I didn’t recognize the low-level stress I was feeling about my Internet usage until I switched to a U.S. carrier and started getting unlimited worldwide data.

My boyfriend who is a U.S. citizen and travels often for work discovered a T-Mobile plan with unlimited everything. In the biggest power move in the history of our relationship, he offered to add me as an extra line on his account.

Now we each pay $50 USD (roughly $66 Canadian dollars) per month for unlimited data, text and calls in Canada, the U.S. and Mexico. We can also pay $25 USD ($33 CAD) for a travel pack that gives us the same benefits worldwide.

So how do you get this plan?

You need an unlocked phone, a valid piece of I.D. and a U.S.citizen who trusts you enough to add you to their plan since the money will come out of their account every month. Just tell them it’s like a citizenship marriage with much lower stakes.

I signed up for this plan about three weeks ago and I can say without exaggeration that I feel grateful every time I use my phone.

I’m a freelance journalist who will spend about a quarter of this year travelling for work. As someone who budgets as far into the future as possible, the fewer surprise fees I have in my life the better. But the real deal breaker was how prohibitively expensive it would be to use my Telus plan overseas for three months.

The Telus-Bell-Rogers monopoly

Telus plans start at $65 per month if you bring your own phone or $80 per month if you need a device. This gives you 1GB of data, 300 local minutes and unlimited nationwide calling. Using my cell phone in Europe for one month would be an extra $150. So I was looking at $230 per month to use a single gigabyte of data. That obviously wasn’t going to work.

The other two major companies weren’t much better. Rogers plans start at $80 per month for 1GB of data with unlimited nationwide calling and unlimited nationwide texting. If you want to travel for a month, you’re looking at an additional $50 per month in the U.S. and $100 internationally.

Bell plans start at $70 per month for 1GB of data and 300 local minutes and unlimited nationwide text. If you want to travel, it’s going to be an additional $100 per month in the U.S. and $200 per month in the rest of the world. After 20 days, your data allowance drops to 100MB per day unless you want to pay for more.

Gerry Wall, a telecommunications consultant with over two decades of experience in the industry, confirmed that $75 USD for worldwide unlimited everything is indeed a great deal. But he says not everyone needs to go south of the border to find a better deal because they don’t have the same “huge data needs.”

But Josh Tabish, campaigns director at OpenMedia, a Canadian advocacy organization, says  “there’s no such thing as using too much data.
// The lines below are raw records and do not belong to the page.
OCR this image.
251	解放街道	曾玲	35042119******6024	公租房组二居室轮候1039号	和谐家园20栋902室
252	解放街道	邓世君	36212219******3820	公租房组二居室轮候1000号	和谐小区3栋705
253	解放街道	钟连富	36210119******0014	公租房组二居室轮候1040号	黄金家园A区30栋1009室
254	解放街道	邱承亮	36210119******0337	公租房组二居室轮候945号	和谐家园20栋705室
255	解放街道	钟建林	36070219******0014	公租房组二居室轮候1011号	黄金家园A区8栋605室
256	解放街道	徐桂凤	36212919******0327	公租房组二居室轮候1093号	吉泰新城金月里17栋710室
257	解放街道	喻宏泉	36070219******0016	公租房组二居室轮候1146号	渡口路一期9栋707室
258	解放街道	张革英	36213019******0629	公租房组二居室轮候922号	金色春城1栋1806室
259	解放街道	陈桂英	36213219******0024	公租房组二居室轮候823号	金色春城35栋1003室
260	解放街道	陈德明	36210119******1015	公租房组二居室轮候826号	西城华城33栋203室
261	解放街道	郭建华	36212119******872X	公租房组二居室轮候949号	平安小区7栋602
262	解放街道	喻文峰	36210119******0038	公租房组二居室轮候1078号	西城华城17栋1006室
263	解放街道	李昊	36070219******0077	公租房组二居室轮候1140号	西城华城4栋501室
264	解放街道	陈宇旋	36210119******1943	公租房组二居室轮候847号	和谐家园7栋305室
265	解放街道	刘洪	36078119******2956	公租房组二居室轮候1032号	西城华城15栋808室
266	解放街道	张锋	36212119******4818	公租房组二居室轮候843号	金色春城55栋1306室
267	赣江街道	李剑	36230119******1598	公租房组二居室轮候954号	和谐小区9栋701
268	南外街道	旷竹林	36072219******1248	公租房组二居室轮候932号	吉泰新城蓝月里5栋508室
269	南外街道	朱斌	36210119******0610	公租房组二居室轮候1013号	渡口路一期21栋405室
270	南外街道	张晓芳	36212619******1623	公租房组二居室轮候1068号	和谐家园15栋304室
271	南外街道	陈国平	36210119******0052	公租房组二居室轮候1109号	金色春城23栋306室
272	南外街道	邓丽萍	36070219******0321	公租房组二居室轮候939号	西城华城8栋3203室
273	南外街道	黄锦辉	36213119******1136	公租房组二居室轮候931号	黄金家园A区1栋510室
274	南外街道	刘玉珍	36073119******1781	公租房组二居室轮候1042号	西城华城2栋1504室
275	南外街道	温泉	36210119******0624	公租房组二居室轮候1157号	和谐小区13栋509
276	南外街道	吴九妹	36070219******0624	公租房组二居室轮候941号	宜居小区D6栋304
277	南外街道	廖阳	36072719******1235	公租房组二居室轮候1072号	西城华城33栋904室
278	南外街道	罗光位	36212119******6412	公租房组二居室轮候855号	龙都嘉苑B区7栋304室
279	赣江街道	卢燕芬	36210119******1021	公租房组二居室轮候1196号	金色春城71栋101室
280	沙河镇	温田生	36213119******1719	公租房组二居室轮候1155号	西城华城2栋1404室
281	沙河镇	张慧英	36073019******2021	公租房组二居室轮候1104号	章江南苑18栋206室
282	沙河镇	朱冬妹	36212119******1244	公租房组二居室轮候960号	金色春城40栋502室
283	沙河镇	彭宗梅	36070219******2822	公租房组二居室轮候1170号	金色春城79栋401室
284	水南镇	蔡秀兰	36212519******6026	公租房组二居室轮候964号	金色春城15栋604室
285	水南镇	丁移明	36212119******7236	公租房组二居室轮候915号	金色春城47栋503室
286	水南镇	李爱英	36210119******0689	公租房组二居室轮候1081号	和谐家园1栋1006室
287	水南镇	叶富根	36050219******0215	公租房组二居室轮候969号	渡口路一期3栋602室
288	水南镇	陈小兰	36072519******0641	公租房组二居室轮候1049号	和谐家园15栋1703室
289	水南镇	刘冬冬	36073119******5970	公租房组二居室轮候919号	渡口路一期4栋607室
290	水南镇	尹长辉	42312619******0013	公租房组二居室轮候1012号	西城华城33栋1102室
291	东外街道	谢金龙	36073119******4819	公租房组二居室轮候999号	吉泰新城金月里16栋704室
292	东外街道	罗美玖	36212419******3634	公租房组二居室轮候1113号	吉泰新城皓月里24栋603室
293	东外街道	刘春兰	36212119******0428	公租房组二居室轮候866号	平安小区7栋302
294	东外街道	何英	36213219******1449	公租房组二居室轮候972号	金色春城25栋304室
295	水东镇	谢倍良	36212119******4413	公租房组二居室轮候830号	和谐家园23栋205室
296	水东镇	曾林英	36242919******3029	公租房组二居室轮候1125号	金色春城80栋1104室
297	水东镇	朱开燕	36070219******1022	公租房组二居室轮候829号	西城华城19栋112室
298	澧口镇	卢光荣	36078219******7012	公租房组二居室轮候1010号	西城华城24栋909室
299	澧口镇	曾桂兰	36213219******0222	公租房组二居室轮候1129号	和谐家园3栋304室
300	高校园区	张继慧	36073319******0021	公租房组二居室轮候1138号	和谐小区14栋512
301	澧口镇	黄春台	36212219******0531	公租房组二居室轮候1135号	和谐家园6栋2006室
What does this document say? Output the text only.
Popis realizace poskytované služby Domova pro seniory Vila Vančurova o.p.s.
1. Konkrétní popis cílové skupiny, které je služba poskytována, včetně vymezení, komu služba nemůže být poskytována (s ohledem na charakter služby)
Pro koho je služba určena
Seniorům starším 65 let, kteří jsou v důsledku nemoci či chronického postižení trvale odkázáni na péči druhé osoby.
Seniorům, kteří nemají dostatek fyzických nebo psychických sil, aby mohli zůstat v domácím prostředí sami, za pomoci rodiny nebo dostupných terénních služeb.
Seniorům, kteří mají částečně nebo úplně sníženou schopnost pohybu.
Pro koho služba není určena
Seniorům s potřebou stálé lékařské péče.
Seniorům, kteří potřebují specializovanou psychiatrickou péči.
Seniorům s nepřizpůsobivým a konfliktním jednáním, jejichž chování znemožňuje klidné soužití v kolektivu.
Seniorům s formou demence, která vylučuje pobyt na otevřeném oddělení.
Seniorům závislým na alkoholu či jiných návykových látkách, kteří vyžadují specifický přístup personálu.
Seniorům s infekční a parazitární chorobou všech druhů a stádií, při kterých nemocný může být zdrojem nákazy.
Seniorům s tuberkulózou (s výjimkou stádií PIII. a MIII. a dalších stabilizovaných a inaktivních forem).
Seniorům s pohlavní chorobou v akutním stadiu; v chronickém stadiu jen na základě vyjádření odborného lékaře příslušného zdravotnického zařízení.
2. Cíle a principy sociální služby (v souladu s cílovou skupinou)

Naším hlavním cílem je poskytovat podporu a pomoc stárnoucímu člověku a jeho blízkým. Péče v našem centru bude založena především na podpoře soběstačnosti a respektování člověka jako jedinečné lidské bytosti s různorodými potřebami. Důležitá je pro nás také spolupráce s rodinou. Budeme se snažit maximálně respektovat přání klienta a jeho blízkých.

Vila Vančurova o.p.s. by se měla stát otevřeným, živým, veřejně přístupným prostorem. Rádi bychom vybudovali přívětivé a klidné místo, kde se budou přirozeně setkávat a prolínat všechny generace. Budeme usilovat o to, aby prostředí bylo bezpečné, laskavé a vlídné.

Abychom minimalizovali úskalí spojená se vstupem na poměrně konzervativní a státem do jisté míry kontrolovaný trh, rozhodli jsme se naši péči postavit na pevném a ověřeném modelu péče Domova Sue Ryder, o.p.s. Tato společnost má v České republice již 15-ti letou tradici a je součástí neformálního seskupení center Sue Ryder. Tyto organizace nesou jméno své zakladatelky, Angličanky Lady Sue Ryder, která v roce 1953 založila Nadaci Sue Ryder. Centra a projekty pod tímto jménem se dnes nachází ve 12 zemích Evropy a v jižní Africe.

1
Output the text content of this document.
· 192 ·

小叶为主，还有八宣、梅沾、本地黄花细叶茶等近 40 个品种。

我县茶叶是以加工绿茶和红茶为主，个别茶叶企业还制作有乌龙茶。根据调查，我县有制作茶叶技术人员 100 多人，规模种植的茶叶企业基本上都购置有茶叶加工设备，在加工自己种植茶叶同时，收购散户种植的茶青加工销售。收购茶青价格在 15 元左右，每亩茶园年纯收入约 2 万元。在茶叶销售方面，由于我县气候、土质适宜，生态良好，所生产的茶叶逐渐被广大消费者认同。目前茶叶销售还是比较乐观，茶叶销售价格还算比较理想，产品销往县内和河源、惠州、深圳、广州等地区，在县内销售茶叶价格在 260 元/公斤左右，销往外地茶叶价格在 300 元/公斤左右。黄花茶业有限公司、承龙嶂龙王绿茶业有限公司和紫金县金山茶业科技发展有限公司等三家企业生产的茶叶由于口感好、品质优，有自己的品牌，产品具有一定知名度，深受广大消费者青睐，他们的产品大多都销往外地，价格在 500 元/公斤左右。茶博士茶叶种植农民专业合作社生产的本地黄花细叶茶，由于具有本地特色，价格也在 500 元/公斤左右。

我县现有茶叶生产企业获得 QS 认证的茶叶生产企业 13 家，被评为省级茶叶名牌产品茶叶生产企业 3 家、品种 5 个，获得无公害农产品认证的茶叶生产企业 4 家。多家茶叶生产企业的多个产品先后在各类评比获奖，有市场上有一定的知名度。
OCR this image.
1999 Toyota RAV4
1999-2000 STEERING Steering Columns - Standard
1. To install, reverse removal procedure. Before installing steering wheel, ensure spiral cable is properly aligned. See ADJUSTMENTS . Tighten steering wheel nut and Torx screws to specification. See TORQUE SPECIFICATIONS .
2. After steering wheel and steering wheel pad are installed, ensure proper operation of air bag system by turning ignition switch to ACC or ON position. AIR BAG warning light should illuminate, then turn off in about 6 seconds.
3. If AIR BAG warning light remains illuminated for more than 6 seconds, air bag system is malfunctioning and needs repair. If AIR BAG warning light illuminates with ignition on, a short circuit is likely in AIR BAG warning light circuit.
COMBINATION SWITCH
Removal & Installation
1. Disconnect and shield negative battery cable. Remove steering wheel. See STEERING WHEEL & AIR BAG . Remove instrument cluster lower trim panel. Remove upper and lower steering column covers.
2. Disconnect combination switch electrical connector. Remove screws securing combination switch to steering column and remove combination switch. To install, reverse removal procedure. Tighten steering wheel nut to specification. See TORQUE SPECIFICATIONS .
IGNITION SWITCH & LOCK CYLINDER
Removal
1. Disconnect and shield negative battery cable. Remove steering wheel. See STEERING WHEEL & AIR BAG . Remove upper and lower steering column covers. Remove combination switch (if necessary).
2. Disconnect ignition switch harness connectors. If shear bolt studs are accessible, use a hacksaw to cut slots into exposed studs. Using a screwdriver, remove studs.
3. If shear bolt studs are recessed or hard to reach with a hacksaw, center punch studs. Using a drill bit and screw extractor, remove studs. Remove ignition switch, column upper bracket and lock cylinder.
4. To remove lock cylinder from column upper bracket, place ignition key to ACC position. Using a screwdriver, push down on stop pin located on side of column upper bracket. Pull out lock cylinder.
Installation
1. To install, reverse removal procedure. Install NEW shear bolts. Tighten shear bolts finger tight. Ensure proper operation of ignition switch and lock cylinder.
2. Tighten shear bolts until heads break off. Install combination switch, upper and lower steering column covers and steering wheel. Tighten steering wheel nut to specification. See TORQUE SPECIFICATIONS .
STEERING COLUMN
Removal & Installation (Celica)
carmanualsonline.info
And the fact that [cell phone companies] say things like that suggests that they are actively working to distort market demand rather than keep pace with demand.”

Instead of investing in infrastructure to meet consumer needs, Telus, Rogers and Bell are “putting arbitrary data caps on their plans that distort usage,” says Tabish. In other words, Canadians use the amount of data they can afford, not how much they need.

Canadian cell phone companies also want you to feel like data is scarce because they are vertically integrated companies, which means they have cable TV holdings and sell other products, such as residential Internet, says Tabish. The less Internet you can stream on your phone, the better.

Is there a fix to price-gouging?

The big question is whether the Canadian government can do anything to change this situation.

Under Stephen Harper’s government there was a big push to introduce a fourth mobile carrier into the Canadian market, but it failed, says Wall. It was way too expensive to build a network from scratch and compete against Telus, Rogers and Bell, he says.

But Tabish says the Canadian government could easily create more competition by forcing Rogers, Telus and Bell to let smaller companies use their networks.

Until that happens, I’m going to keep giving my hard-earned money to the cell phone company that gives me the cheapest rate and provides me with a plan that matches my totally reasonable data needs.